C’est à dire ce que la France va réellement accorder à la Corse île-montagne, territoire qui n’a rien de commun avec toute autre région française non plus qu’avec l’Outremer. La technocratie française, malgré les vélleités de « modernisation », a conduit à affaiblir dramatiquement les régions et le rural, au profit d’une hyper centralisation et financiarisation, au seul bénéfice de l’Ile de France et de Paris. En témoigne le pharaonique projet Grand Paris Express à 38 milliards d’Euros quasiment à fonds perdus.

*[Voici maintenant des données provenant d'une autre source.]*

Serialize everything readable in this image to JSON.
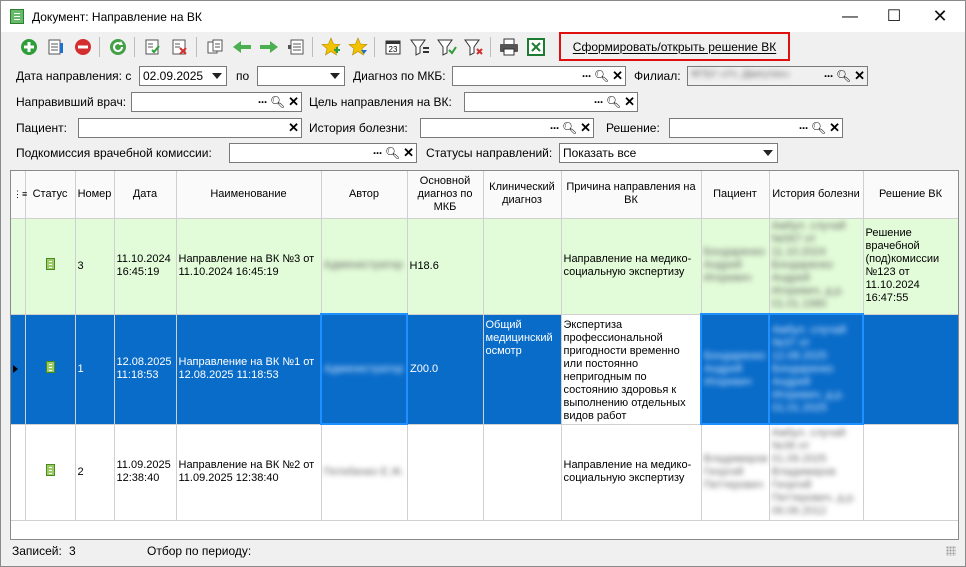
{
  "window": {
    "title": "Документ: Направление на ВК"
  },
  "toolbar": {
    "form_button_label": "Сформировать/открыть решение ВК"
  },
  "filters": {
    "date_from_label": "Дата направления: с",
    "date_from_value": "02.09.2025",
    "date_to_label": "по",
    "date_to_value": "",
    "mkb_label": "Диагноз по МКБ:",
    "branch_label": "Филиал:",
    "branch_value": "ФГБУ «Уч. Двигутин»",
    "doctor_label": "Направивший врач:",
    "purpose_label": "Цель направления на ВК:",
    "patient_label": "Пациент:",
    "history_label": "История болезни:",
    "decision_label": "Решение:",
    "subcommission_label": "Подкомиссия врачебной комиссии:",
    "statuses_label": "Статусы направлений:",
    "statuses_value": "Показать все"
  },
  "table": {
    "headers": [
      "Статус",
      "Номер",
      "Дата",
      "Наименование",
      "Автор",
      "Основной диагноз по МКБ",
      "Клинический диагноз",
      "Причина направления на ВК",
      "Пациент",
      "История болезни",
      "Решение ВК"
    ],
    "rows": [
      {
        "number": "3",
        "date": "11.10.2024 16:45:19",
        "name": "Направление на ВК №3 от 11.10.2024 16:45:19",
        "author": "Администратор",
        "mkb": "H18.6",
        "clinical": "",
        "reason": "Направление на медико-социальную экспертизу",
        "patient": "Бондаренко Андрей Игоревич",
        "history": "Амбул. случай №567 от 11.10.2024 Бондаренко Андрей Игоревич, д.р. 01.01.1980",
        "decision": "Решение врачебной (под)комиссии №123 от 11.10.2024 16:47:55"
      },
      {
        "number": "1",
        "date": "12.08.2025 11:18:53",
        "name": "Направление на ВК №1 от 12.08.2025 11:18:53",
        "author": "Администратор",
        "mkb": "Z00.0",
        "clinical": "Общий медицинский осмотр",
        "reason": "Экспертиза профессиональной пригодности временно или постоянно непригодным по состоянию здоровья к выполнению отдельных видов работ",
        "patient": "Бондаренко Андрей Игоревич",
        "history": "Амбул. случай №37 от 12.08.2025 Бондаренко Андрей Игоревич, д.р. 01.01.2025",
        "decision": ""
      },
      {
        "number": "2",
        "date": "11.09.2025 12:38:40",
        "name": "Направление на ВК №2 от 11.09.2025 12:38:40",
        "author": "Потебенко Е.Ж.",
        "mkb": "",
        "clinical": "",
        "reason": "Направление на медико-социальную экспертизу",
        "patient": "Владимиров Георгий Петтерович",
        "history": "Амбул. случай №36 от 01.09.2025 Владимиров Георгий Петтерович, д.р. 06.06.2012",
        "decision": ""
      }
    ]
  },
  "statusbar": {
    "records_label": "Записей:",
    "records_count": "3",
    "period_label": "Отбор по периоду:"
  },
  "colors": {
    "row_green": "#e2fbd8",
    "row_selected": "#0a6cc9",
    "highlight_border": "#e01010"
  }
}
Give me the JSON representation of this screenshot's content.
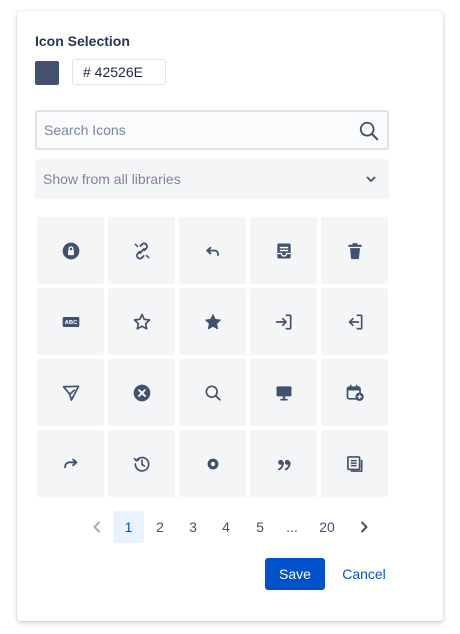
{
  "header": {
    "title": "Icon Selection"
  },
  "color_picker": {
    "swatch_color": "#42526E",
    "hex_value": "# 42526E"
  },
  "search": {
    "placeholder": "Search Icons",
    "value": ""
  },
  "library_select": {
    "selected": "Show from all libraries"
  },
  "icons": [
    "lock-circle-icon",
    "unlink-icon",
    "undo-icon",
    "inbox-icon",
    "trash-icon",
    "abc-icon",
    "star-outline-icon",
    "star-filled-icon",
    "sign-in-icon",
    "sign-out-icon",
    "send-icon",
    "cross-circle-icon",
    "search-icon",
    "monitor-icon",
    "calendar-add-icon",
    "redo-icon",
    "history-icon",
    "radio-dot-icon",
    "quote-icon",
    "document-icon"
  ],
  "pagination": {
    "pages": [
      "1",
      "2",
      "3",
      "4",
      "5",
      "...",
      "20"
    ],
    "current": "1"
  },
  "actions": {
    "save_label": "Save",
    "cancel_label": "Cancel"
  },
  "colors": {
    "icon": "#42526E",
    "primary": "#0052CC",
    "tile": "#F4F5F7"
  }
}
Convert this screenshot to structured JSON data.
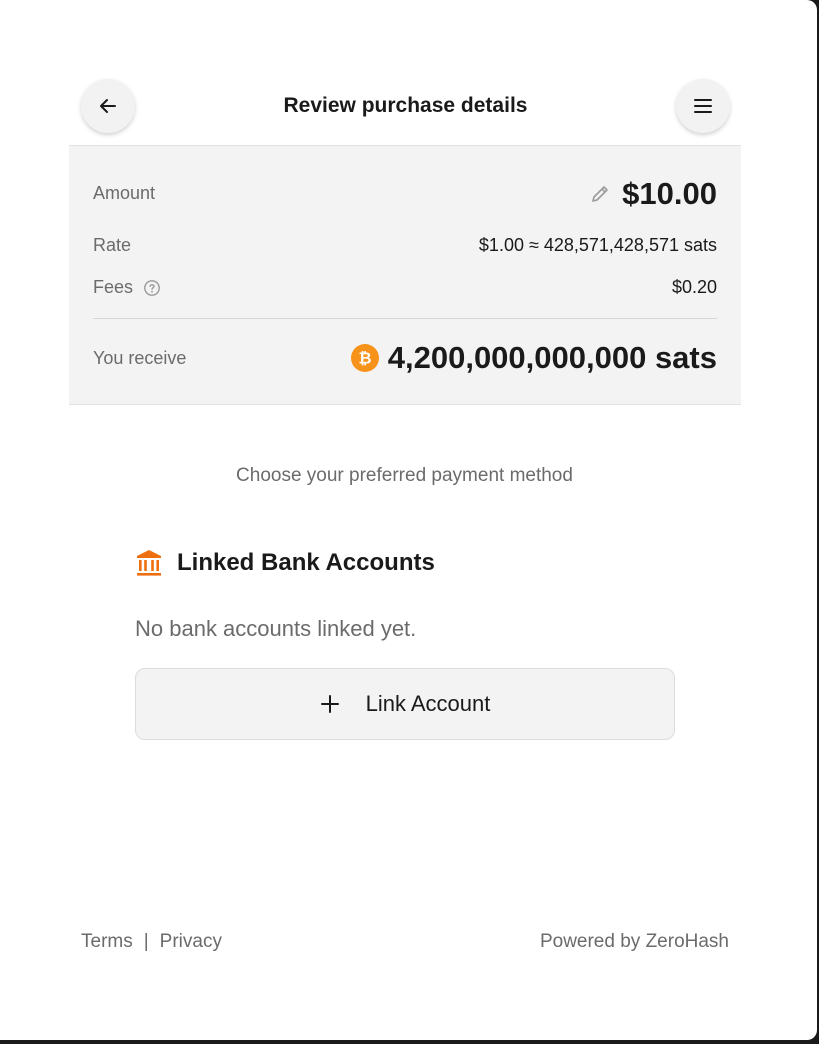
{
  "header": {
    "title": "Review purchase details",
    "back_icon": "arrow-left-icon",
    "menu_icon": "hamburger-menu-icon"
  },
  "summary": {
    "amount_label": "Amount",
    "amount_value": "$10.00",
    "edit_icon": "pencil-icon",
    "rate_label": "Rate",
    "rate_value": "$1.00 ≈ 428,571,428,571 sats",
    "fees_label": "Fees",
    "fees_help_icon": "help-circle-icon",
    "fees_value": "$0.20",
    "receive_label": "You receive",
    "receive_icon": "bitcoin-icon",
    "receive_value": "4,200,000,000,000 sats"
  },
  "payment": {
    "prompt": "Choose your preferred payment method",
    "bank_icon": "bank-icon",
    "bank_heading": "Linked Bank Accounts",
    "empty_text": "No bank accounts linked yet.",
    "link_button_label": "Link Account",
    "link_button_icon": "plus-icon"
  },
  "footer": {
    "terms": "Terms",
    "separator": "|",
    "privacy": "Privacy",
    "powered_by": "Powered by ZeroHash"
  },
  "colors": {
    "accent": "#ee6f0f",
    "bitcoin": "#f7931a",
    "panel_bg": "#f3f3f3",
    "text_primary": "#1a1a1a",
    "text_secondary": "#6b6b6b"
  }
}
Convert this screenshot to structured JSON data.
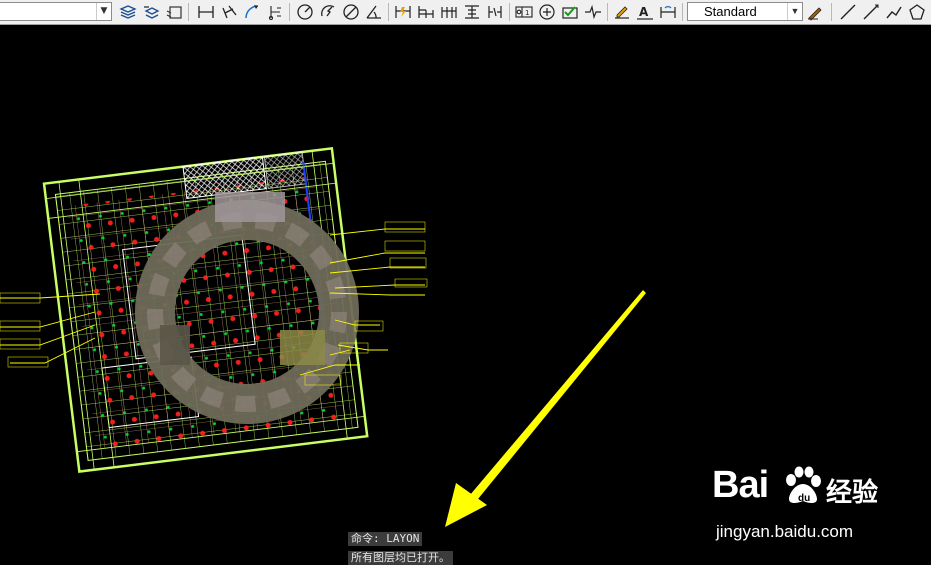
{
  "toolbar": {
    "text_style": "Standard",
    "icons": [
      "layer-properties-icon",
      "layer-previous-icon",
      "layer-state-icon",
      "dim-linear-icon",
      "dim-aligned-icon",
      "dim-arc-icon",
      "dim-ordinate-icon",
      "dim-radius-icon",
      "dim-jogged-icon",
      "dim-diameter-icon",
      "dim-angular-icon",
      "quick-dim-icon",
      "dim-baseline-icon",
      "dim-continue-icon",
      "dim-space-icon",
      "dim-break-icon",
      "tolerance-icon",
      "center-mark-icon",
      "dim-inspect-icon",
      "dim-jogged-linear-icon",
      "dim-edit-icon",
      "dim-text-edit-icon",
      "dim-update-icon",
      "dim-style-icon",
      "line-icon",
      "ray-icon",
      "polyline-icon",
      "polygon-icon"
    ]
  },
  "command_line": {
    "command": "命令: LAYON",
    "message": "所有图层均已打开。"
  },
  "watermark": {
    "logo": "Bai",
    "logo_suffix": "经验",
    "url": "jingyan.baidu.com"
  },
  "colors": {
    "background": "#000000",
    "drawing_green": "#c8ff64",
    "drawing_red": "#ff2020",
    "annotation_yellow": "#ffff00",
    "arrow_yellow": "#ffff00"
  }
}
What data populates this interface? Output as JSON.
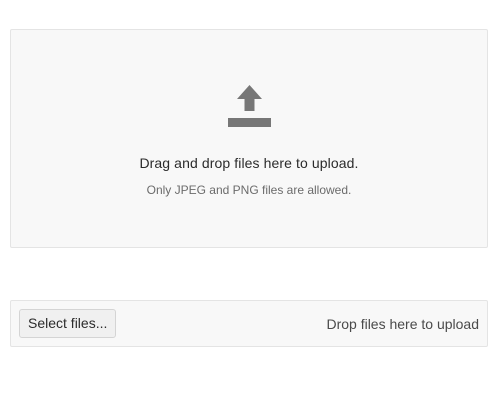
{
  "dropzone": {
    "icon": "upload-icon",
    "title": "Drag and drop files here to upload.",
    "hint": "Only JPEG and PNG files are allowed."
  },
  "upload_bar": {
    "select_button_label": "Select files...",
    "drop_label": "Drop files here to upload"
  },
  "colors": {
    "icon": "#777777",
    "panel_background": "#f8f8f8",
    "panel_border": "#e4e4e4"
  }
}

Anecdote, le Président est revenu en séance sur une réflexion lancée par un représentant de l’Etat lors des négociations ( non publiques) selon laquelle une habilitation permanente à légiférer pour la Corse « reviendrait à choisir l’indépendance et la construction d’un Etat…». Gilles Simeoni : « j’ai repris la parole , et sans donner de cours de droit à une personne de cette qualité, j’ai expliqué que le transfert du pouvoir législatif, c’est la définition même de l’autonomie ! Les régions de droit commun comme l’Aquitaine et la Normandie demandent elles-aussi aussi le transfert d’un pouvoir législatif encadré, qui va bien au-delà du droit à la differentiation de l’article 72 »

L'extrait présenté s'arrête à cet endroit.